To the Editor:
In his recent letter to the editor, “Notre Dame: a lesson for Yale football,” (12/3), Gary P. Fernando ’03 was wrong to assert that Yale should follow Notre Dame’s lead and fire head football coach Jack Siedlecki. Indeed, the only lesson for the Yale community to learn from Notre Dame’s reactionary firing of their head football coach, Tyrone Willingham, is that realism must temper passion when evaluating the relative success of a college football team.
Despite what PlayStation 2’s John Madden football game would lead Mr. Fernando and others to believe, winning is difficult. As any intercollegiate athlete or coach could attest, nothing guarantees victories and no one man controls a team’s fate. Mr. Fernando calls on Athletic Director Tom Beckett to “right the ship.” Well, that is precisely what Mr. Beckett did in 1996 when he hired Coach Siedlecki.
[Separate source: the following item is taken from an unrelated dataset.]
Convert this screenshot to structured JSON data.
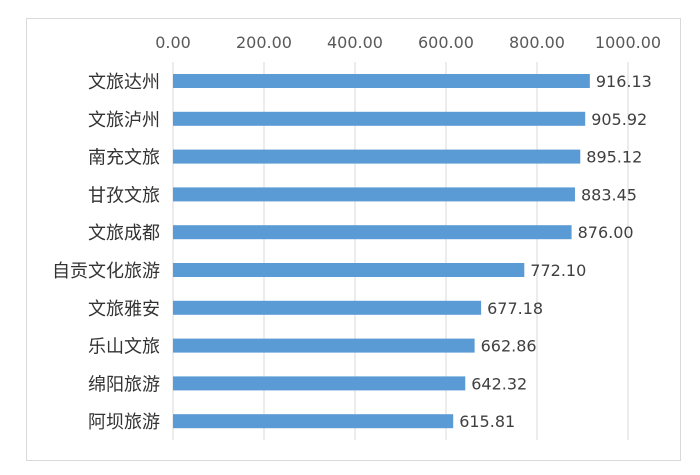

In just three short years, Coach Siedlecki guided Yale’s ship from choppy waters to an Ivy league championship. His offensive scheme, which was often criticized this fall, has shattered nearly every offensive record established during the preceding 120 years of Yale football. During his tenure, his overall record stands at 44-35, which is particularly commendable considering a 1-9 campaign his first year.
Could the team have preformed better this year? Sure. The players and coaches readily admitted that throughout the season. Is there anyone better to lead Yale football this coming year and beyond than Coach Siedlecki? Absolutely not. The recent firing of Tyrone Willingham at Notre Dame was wrong. By firing Willingham, Notre Dame’s administration demonstrated only their ignorance about the competitive realities of contemporary college football. Today, I am relieved to know that it is only Mr. Fernando — and not Mr. Beckett — who has subscribed to the short-sighted lessons echoing from the hallowed halls of Notre Dame.
Peter Mazza ’01
Dec. 3, 2004
The writer is a former captain of the Yale football team.